Dubberke Erik R, Puckett Justin T, Obi Engels N, Kamal-Bahl Sachin, Desai Kaushal, Stuart Bruce, Doshi Jalpa A
Division of Infectious Diseases, Washington University School of Medicine, St Louis, Missouri, USA.
COVIA Health Solutions, Lansdale, Pennsylvania, USA.
Open Forum Infect Dis. 2022 Sep 2;9(10):ofac435. doi: 10.1093/ofid/ofac435. eCollection 2022 Oct.
The 2017 Infectious Diseases Society of America/Society for Healthcare Epidemiology of America (IDSA/SHEA) infection (CDI) guideline update recommended treatment with fidaxomicin or vancomycin for CDI. We aimed to examine outpatient CDI treatment utilization before and after the guideline update and compare clinical outcomes associated with fidaxomicin versus vancomycin use.
A pre-post study design was employed using Medicare data. CDI treatment utilization and clinical outcomes (4- and 8-week sustained response, CDI recurrence) were compared between patients indexed from April-September 2017 (preguideline period) and those indexed from April-September 2018 (postguideline period). Clinical outcomes associated with fidaxomicin versus vancomycin were compared using propensity score-matched analyses.
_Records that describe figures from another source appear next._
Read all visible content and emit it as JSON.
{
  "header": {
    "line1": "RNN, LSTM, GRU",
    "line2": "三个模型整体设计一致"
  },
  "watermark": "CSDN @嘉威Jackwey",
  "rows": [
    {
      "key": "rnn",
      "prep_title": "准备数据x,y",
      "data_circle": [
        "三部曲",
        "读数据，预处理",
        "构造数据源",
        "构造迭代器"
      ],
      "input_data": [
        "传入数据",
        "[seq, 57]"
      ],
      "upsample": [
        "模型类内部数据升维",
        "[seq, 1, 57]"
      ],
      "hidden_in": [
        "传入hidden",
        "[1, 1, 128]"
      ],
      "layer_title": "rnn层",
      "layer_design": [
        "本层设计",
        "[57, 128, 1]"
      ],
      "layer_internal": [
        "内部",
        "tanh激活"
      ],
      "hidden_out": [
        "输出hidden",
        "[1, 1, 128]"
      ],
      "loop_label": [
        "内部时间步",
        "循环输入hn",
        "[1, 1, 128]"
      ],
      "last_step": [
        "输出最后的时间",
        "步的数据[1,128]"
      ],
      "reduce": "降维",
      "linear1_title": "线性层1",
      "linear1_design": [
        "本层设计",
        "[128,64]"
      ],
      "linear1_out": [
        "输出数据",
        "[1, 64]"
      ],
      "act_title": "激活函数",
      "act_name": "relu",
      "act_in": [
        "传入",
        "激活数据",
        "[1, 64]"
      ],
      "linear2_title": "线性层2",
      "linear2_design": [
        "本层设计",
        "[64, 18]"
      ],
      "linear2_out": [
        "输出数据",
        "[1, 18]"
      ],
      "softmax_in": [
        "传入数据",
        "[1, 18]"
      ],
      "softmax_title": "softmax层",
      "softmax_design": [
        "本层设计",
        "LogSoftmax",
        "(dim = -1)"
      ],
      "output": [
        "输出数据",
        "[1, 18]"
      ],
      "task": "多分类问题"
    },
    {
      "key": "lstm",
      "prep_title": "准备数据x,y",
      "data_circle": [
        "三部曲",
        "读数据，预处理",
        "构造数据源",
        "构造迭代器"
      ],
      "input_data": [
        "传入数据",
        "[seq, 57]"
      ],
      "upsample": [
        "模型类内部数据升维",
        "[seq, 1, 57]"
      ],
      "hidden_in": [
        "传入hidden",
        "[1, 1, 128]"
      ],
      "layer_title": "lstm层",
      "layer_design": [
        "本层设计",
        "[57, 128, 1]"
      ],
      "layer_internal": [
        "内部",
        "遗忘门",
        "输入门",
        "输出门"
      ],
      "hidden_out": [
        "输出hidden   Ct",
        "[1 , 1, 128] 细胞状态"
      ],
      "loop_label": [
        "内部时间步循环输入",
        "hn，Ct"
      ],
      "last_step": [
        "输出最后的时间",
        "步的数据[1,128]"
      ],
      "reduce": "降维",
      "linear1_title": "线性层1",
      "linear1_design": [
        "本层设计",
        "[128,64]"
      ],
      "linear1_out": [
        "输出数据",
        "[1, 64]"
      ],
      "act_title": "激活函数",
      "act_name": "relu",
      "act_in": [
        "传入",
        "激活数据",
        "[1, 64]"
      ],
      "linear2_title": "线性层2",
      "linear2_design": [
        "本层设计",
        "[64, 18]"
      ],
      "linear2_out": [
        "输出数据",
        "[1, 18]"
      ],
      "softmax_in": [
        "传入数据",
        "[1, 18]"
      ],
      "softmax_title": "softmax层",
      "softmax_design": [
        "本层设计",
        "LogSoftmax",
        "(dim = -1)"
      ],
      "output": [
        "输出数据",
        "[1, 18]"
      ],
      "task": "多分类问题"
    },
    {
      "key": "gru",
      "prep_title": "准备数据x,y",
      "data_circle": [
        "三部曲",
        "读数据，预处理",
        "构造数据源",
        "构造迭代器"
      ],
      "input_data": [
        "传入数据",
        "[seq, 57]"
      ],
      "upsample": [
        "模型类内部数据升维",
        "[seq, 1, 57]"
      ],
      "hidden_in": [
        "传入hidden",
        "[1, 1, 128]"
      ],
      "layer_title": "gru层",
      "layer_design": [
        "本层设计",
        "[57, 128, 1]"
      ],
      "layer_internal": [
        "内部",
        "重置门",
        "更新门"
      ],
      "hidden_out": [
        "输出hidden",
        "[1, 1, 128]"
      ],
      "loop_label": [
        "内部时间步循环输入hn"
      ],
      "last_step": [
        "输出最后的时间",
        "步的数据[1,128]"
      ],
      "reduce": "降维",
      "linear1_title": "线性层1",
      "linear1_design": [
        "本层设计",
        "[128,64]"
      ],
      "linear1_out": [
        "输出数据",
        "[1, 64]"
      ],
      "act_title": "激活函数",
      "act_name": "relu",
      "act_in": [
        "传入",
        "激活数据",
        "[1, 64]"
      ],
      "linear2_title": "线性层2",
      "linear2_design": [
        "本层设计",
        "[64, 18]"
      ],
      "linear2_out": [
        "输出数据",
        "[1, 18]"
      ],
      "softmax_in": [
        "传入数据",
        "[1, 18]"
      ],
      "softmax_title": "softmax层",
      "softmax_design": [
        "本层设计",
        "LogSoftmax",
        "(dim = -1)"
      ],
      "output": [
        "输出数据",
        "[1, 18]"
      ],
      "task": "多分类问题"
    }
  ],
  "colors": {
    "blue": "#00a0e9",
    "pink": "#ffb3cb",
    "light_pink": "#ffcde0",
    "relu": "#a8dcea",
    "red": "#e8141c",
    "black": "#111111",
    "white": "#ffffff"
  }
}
From the pre- to postguideline period, metronidazole use decreased (initial CDI: 81.2% to 53.5%; recurrent CDI: 49.7% to 27.6%) while vancomycin (initial CDI: 17.9% to 44.9%; recurrent CDI: 48.1% to 66.4%) and fidaxomicin (initial CDI: 0.87% to 1.63%; recurrent CDI: 2.2% to 6.0%) use increased significantly ( < .001 for all). However, clinical outcomes did not improve. In propensity score-matched analyses, fidaxomicin versus vancomycin users had 4-week sustained response rates that were higher by 13.5% (95% confidence interval [CI], 4.0%-22.9%; = .0058) and 30.0% (95% CI, 16.8%-44.3%; = .0002) in initial and recurrent CDI cohorts, respectively. Recurrence rates were numerically lower for fidaxomicin in both cohorts.
Vancomycin use increased and metronidazole use decreased after the 2017 guideline update. Fidaxomicin use increased but remained low. Improved outcomes associated with fidaxomicin relative to vancomycin suggest benefits from its greater use in Medicare patients.
2017年美国传染病学会/美国医疗保健流行病学学会(IDSA/SHEA)艰难梭菌感染(CDI)指南更新推荐使用非达霉素或万古霉素治疗CDI。我们旨在研究指南更新前后门诊CDI治疗的使用情况,并比较非达霉素与万古霉素使用相关的临床结局。
采用前后对照研究设计,使用医疗保险数据。比较2017年4月至9月(指南发布前时期)索引的患者与2018年4月至9月(指南发布后时期)索引的患者的CDI治疗使用情况和临床结局(4周和8周持续缓解、CDI复发)。使用倾向评分匹配分析比较非达霉素与万古霉素相关的临床结局。
从指南发布前到发布后时期,甲硝唑的使用减少(初始CDI:81.2%降至53.5%;复发性CDI:49.7%降至27.6%),而万古霉素(初始CDI:17.9%升至44.9%;复发性CDI:48.1%升至66.4%)和非达霉素(初始CDI:0.87%升至1.63%;复发性CDI:2.2%升至6.0%)的使用显著增加(所有P均<0.001)。然而,临床结局并未改善。在倾向评分匹配分析中,非达霉素使用者与万古霉素使用者相比,初始CDI队列和复发性CDI队列的4周持续缓解率分别高出13.5%(95%置信区间[CI],4.0%-22.9%;P = 0.0058)和30.0%(95%CI,16.8%-44.3%;P = 0.0002)。两个队列中,非达霉素的复发率在数值上均较低。
2017年指南更新后,万古霉素的使用增加,甲硝唑的使用减少。非达霉素的使用增加但仍较低。相对于万古霉素,非达霉素相关结局的改善表明在医疗保险患者中更多使用非达霉素有益。